During the month, an extraordinary seven transactions were unveiled at prices equal to more than two times the book value of the purchase target. That included the largest deal, the planned purchase of Mark Twain Bancshares by Mercantile Bancorp. at 2.8 times book.
In October, the average price tag of a bank merger was 204.1% of book value, according to data provided by SNL Securities. That is up from 199.1 in the third quarter and significantly above the 187.2 level during the fourth quarter a year ago.
Viewed as a multiple of the seller's earnings, merger prices are also up, to 17 times the selling bank's earnings in October versus only 15.9 times those profits in the busy fourth quarter last year.
Are deals becoming too pricey?
Few Wall Street watchers of the industry are willing to say so, including George M. Salem of Gerard Klauer Mattison & Co., who has previously suggested that deal prices will slide as independent banks become less valuable to bigger banks.
"Bank stocks have been running very strongly, up about 30% this year," he noted. "With the water level up by that much, it's not hard to expect the high tides to be higher" when it comes to mergers.

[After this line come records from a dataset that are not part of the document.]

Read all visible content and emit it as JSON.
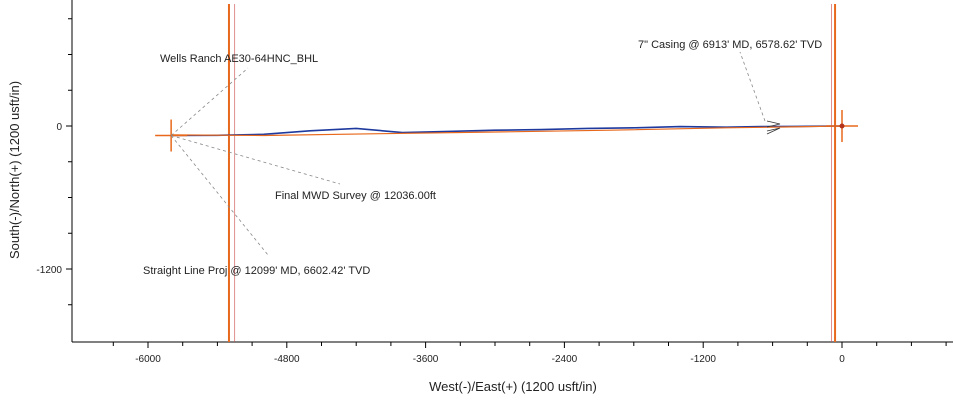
{
  "chart_data": {
    "type": "line",
    "title": "",
    "xlabel": "West(-)/East(+) (1200 usft/in)",
    "ylabel": "South(-)/North(+) (1200 usft/in)",
    "xlim": [
      -6300,
      900
    ],
    "ylim": [
      -1700,
      1050
    ],
    "x_ticks": [
      -6000,
      -4800,
      -3600,
      -2400,
      -1200,
      0
    ],
    "x_tick_labels": [
      "-6000",
      "-4800",
      "-3600",
      "-2400",
      "-1200",
      "0"
    ],
    "y_ticks": [
      0,
      -1200
    ],
    "y_tick_labels": [
      "0",
      "-1200"
    ],
    "colors": {
      "actual": "#1f3a9e",
      "plan": "#e8681c",
      "leader": "#888888"
    },
    "series": [
      {
        "x": [
          -5800,
          -5400,
          -5000,
          -4600,
          -4200,
          -3800,
          -3400,
          -3000,
          -2600,
          -2200,
          -1800,
          -1400,
          -1000,
          -700,
          -400,
          -200,
          0
        ],
        "y": [
          -80,
          -78,
          -70,
          -40,
          -20,
          -55,
          -45,
          -35,
          -30,
          -20,
          -15,
          -5,
          -10,
          -5,
          -3,
          -2,
          0
        ]
      },
      {
        "x": [
          -5800,
          -5000,
          -4000,
          -3000,
          -2000,
          -1000,
          -500,
          0
        ],
        "y": [
          -75,
          -80,
          -65,
          -50,
          -35,
          -15,
          -8,
          0
        ]
      }
    ],
    "lease_lines_x": [
      -5300,
      -60
    ],
    "hardlines_x": [
      -5250,
      -90
    ],
    "markers": [
      {
        "x": -5800,
        "y": -80
      },
      {
        "x": 0,
        "y": 0
      }
    ],
    "annotations": [
      {
        "text": "Wells Ranch AE30-64HNC_BHL",
        "point": [
          -5800,
          -80
        ]
      },
      {
        "text": "7\" Casing @ 6913' MD, 6578.62' TVD",
        "point": [
          -600,
          -20
        ]
      },
      {
        "text": "Final MWD Survey @ 12036.00ft",
        "point": [
          -5800,
          -80
        ]
      },
      {
        "text": "Straight Line Proj @ 12099' MD, 6602.42' TVD",
        "point": [
          -5800,
          -80
        ]
      }
    ]
  }
}
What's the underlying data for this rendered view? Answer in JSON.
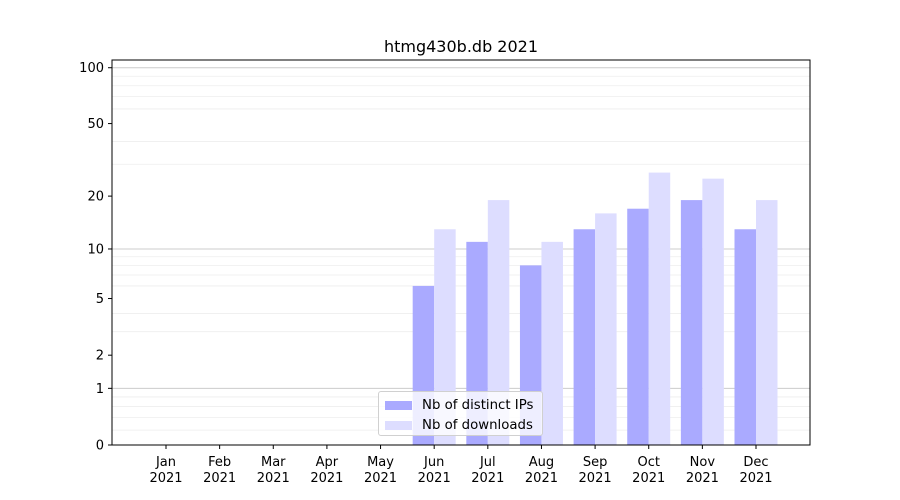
{
  "chart_data": {
    "type": "bar",
    "title": "htmg430b.db 2021",
    "xlabel": "",
    "ylabel": "",
    "y_scale": "symlog",
    "ylim": [
      0,
      110
    ],
    "yticks": [
      0,
      1,
      2,
      5,
      10,
      20,
      50,
      100
    ],
    "ytick_labels": [
      "0",
      "1",
      "2",
      "5",
      "10",
      "20",
      "50",
      "100"
    ],
    "categories": [
      "Jan\n2021",
      "Feb\n2021",
      "Mar\n2021",
      "Apr\n2021",
      "May\n2021",
      "Jun\n2021",
      "Jul\n2021",
      "Aug\n2021",
      "Sep\n2021",
      "Oct\n2021",
      "Nov\n2021",
      "Dec\n2021"
    ],
    "series": [
      {
        "name": "Nb of distinct IPs",
        "color": "#aaaaff",
        "values": [
          0,
          0,
          0,
          0,
          0,
          6,
          11,
          8,
          13,
          17,
          19,
          13
        ]
      },
      {
        "name": "Nb of downloads",
        "color": "#ddddff",
        "values": [
          0,
          0,
          0,
          0,
          0,
          13,
          19,
          11,
          16,
          27,
          25,
          19
        ]
      }
    ],
    "grid": "major and minor horizontal lines",
    "legend_position": "lower-center"
  }
}
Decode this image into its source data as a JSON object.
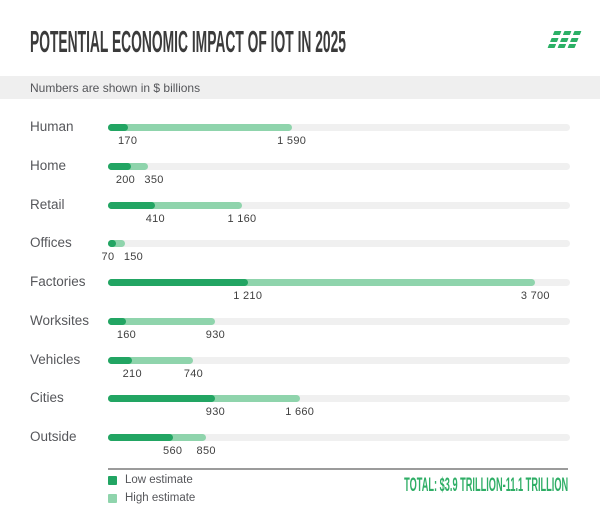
{
  "header": {
    "title": "POTENTIAL ECONOMIC IMPACT OF IOT IN 2025"
  },
  "units_note": "Numbers are shown in $ billions",
  "chart_data": {
    "type": "bar",
    "orientation": "horizontal",
    "title": "Potential economic impact of IoT in 2025",
    "units": "$ billions",
    "categories": [
      "Human",
      "Home",
      "Retail",
      "Offices",
      "Factories",
      "Worksites",
      "Vehicles",
      "Cities",
      "Outside"
    ],
    "series": [
      {
        "name": "Low estimate",
        "color": "#22a563",
        "values": [
          170,
          200,
          410,
          70,
          1210,
          160,
          210,
          930,
          560
        ]
      },
      {
        "name": "High estimate",
        "color": "#8fd4ac",
        "values": [
          1590,
          350,
          1160,
          150,
          3700,
          930,
          740,
          1660,
          850
        ]
      }
    ],
    "labels_low": [
      "170",
      "200",
      "410",
      "70",
      "1 210",
      "160",
      "210",
      "930",
      "560"
    ],
    "labels_high": [
      "1 590",
      "350",
      "1 160",
      "150",
      "3 700",
      "930",
      "740",
      "1 660",
      "850"
    ],
    "xlim": [
      0,
      4000
    ],
    "grid": false,
    "legend_position": "bottom-left"
  },
  "legend": {
    "items": [
      {
        "label": "Low estimate",
        "color": "#22a563"
      },
      {
        "label": "High estimate",
        "color": "#8fd4ac"
      }
    ]
  },
  "footer": {
    "total": "TOTAL: $3.9 TRILLION-11.1 TRILLION"
  },
  "colors": {
    "low": "#22a563",
    "high": "#8fd4ac",
    "track": "#f0f0f0",
    "band_bg": "#efefef",
    "title_text": "#3b3b3b",
    "total_text": "#2fae66",
    "logo_green": "#2bb065",
    "divider": "#9b9b9b"
  }
}
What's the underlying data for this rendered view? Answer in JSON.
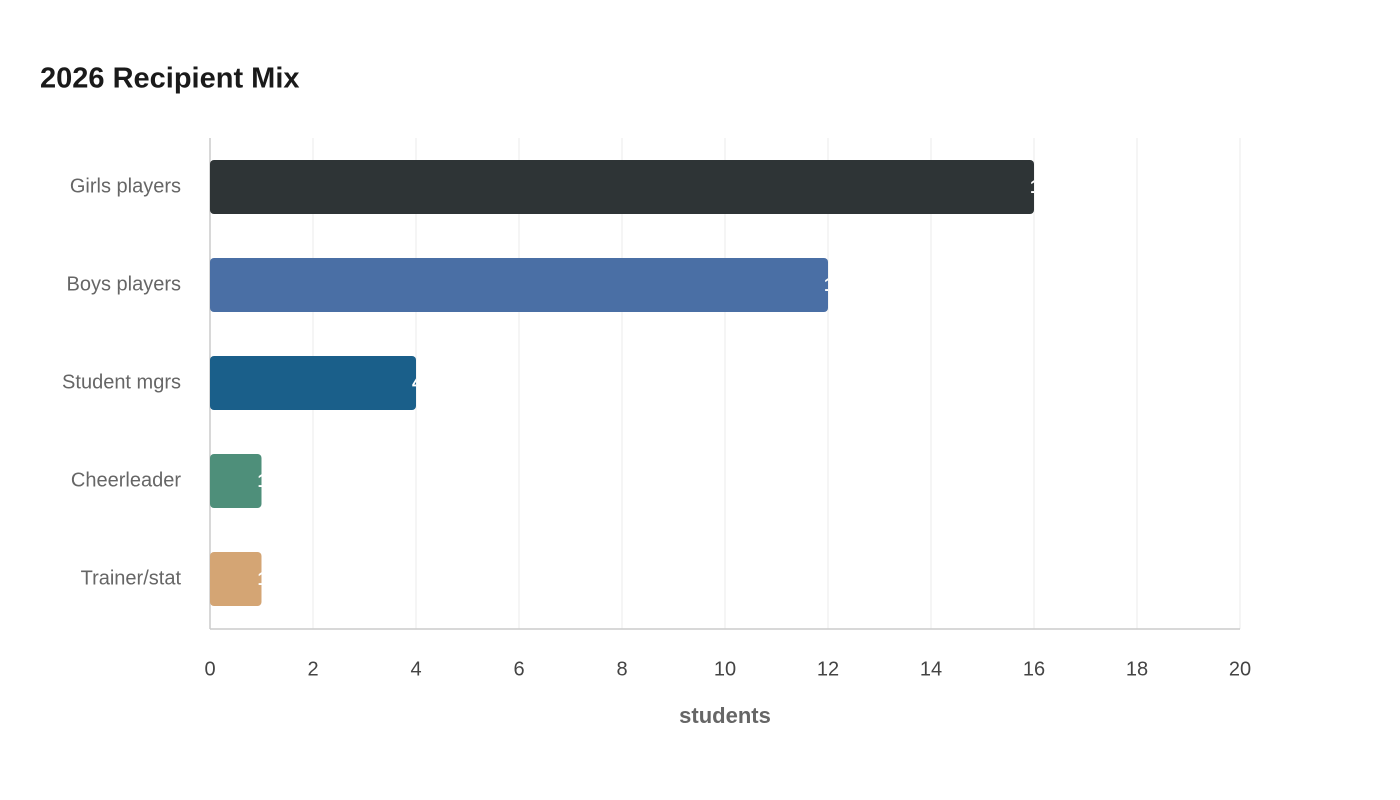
{
  "chart_data": {
    "type": "bar",
    "orientation": "horizontal",
    "title": "2026 Recipient Mix",
    "categories": [
      "Girls players",
      "Boys players",
      "Student mgrs",
      "Cheerleader",
      "Trainer/stat"
    ],
    "values": [
      16,
      12,
      4,
      1,
      1
    ],
    "colors": [
      "#2e3436",
      "#4a6fa5",
      "#1a5f8a",
      "#4e8f7a",
      "#d4a574"
    ],
    "xlabel": "students",
    "xlim": [
      0,
      20
    ],
    "xticks": [
      0,
      2,
      4,
      6,
      8,
      10,
      12,
      14,
      16,
      18,
      20
    ],
    "grid": true
  }
}
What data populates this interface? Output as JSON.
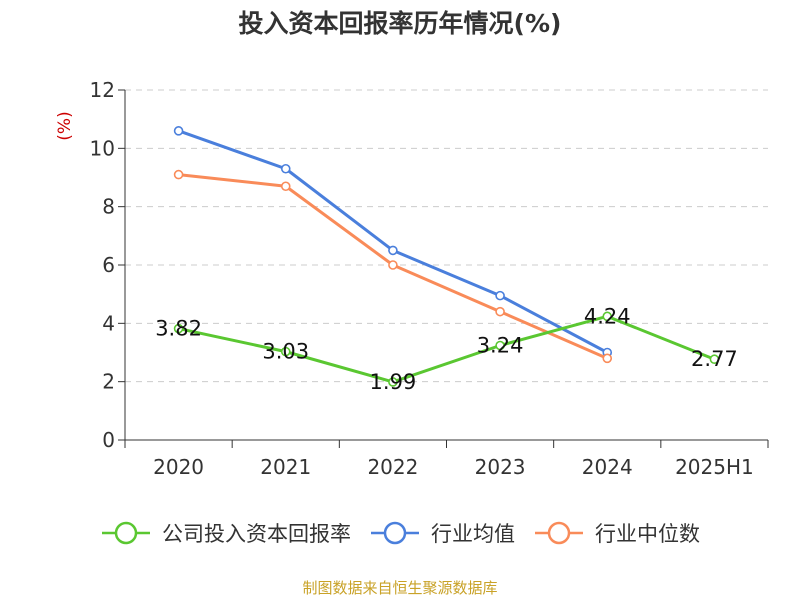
{
  "title": "投入资本回报率历年情况(%)",
  "source_note": "制图数据来自恒生聚源数据库",
  "colors": {
    "company": "#5ac731",
    "industry_avg": "#4a7fdc",
    "industry_median": "#f98b59",
    "grid": "#cccccc",
    "axis": "#333333",
    "unit_label": "#cc0000",
    "source": "#c9a227"
  },
  "legend": [
    {
      "label": "公司投入资本回报率",
      "color": "#5ac731",
      "symbol": "line-with-circle-icon"
    },
    {
      "label": "行业均值",
      "color": "#4a7fdc",
      "symbol": "line-with-circle-icon"
    },
    {
      "label": "行业中位数",
      "color": "#f98b59",
      "symbol": "line-with-circle-icon"
    }
  ],
  "chart_data": {
    "type": "line",
    "title": "投入资本回报率历年情况(%)",
    "categories": [
      "2020",
      "2021",
      "2022",
      "2023",
      "2024",
      "2025H1"
    ],
    "ylabel": "(%)",
    "ylim": [
      0,
      12
    ],
    "yticks": [
      0,
      2,
      4,
      6,
      8,
      10,
      12
    ],
    "grid": true,
    "legend_position": "bottom",
    "series": [
      {
        "name": "公司投入资本回报率",
        "values": [
          3.82,
          3.03,
          1.99,
          3.24,
          4.24,
          2.77
        ],
        "labels": [
          "3.82",
          "3.03",
          "1.99",
          "3.24",
          "4.24",
          "2.77"
        ]
      },
      {
        "name": "行业均值",
        "values": [
          10.6,
          9.3,
          6.5,
          4.95,
          3.0,
          null
        ]
      },
      {
        "name": "行业中位数",
        "values": [
          9.1,
          8.7,
          6.0,
          4.4,
          2.8,
          null
        ]
      }
    ]
  }
}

"A lot of what we've seen recently are in-market deals with big cost savings that should make those deals pay off," the analyst said. Besides the Mercantile-Mark Twain transaction in the St. Louis market, he referred to last week's announcement that Southern National Corp. will acquire United Carolina Bancshares for 2.85 times book.
Some analysts also think the NationsBank Corp. deal to buy Boatmen's Bancshares, announced Aug. 30, upped the ante by showing that a target bank's excess capital can help the buyer handle a deal price that once would have been regarded as too large.
If this banking industry version of the leveraged buyout becomes more common, along with mergers of equals, the number of deals seems likely to increase.
Mr. Salem also expects dealmaking to remain strong, but at the same time he continues to anticipate that deal values will decline, once the industry's revenues and related fundamentals flatten out.
"It is still my opinion that most of the larger banks either have full bellies or simply just no appetite" for acquisitions right now, he said last week.
"Wells Fargo, Chase Manhattan, First Chicago NBD, Citicorp and BankAmerica are all in that category," he noted. "NationsBank was the obvious exception all year, because it hadn't done that much before Boatmen's."
He said in a recent report that he believes that in the longer run the advantages of bigness will place smaller franchises at an increasing disadvantage. "As organizations become larger, their ability to grow increases, especially as smaller players succumb to the necessity of selling out, due to squeezed profits," he said.
"In short, the price of playing the game is rising and fewer bank holding companies can afford to keep pace," Mr. Salem said.
Several other analysts have offered similar views, notably J. Richard Fredericks of Montgomery Securities, San Francisco. He offered customers a roster of "Darwinian banks" likely to survive the evolution of the industry.
But the advantages of bigness in banking are now more apparent than ever, Mr. Salem noted. He especially cited three ways that scale provides a clear edge:
*Greater market capitalization affords larger banks the advantage in merger bidding because they can afford to pay more. And, other things being equal, size lessens or prevents dilution.
*As top managers are increasingly compensated with stock, large banks with attractive equity gain an edge in retaining talent and luring away first-rate managers from competitors.
*Large corporate customers prefer to do business with banks that have a large equity capital base, which demonstrates strength and lets the bank commit more capital to lending and underwriting.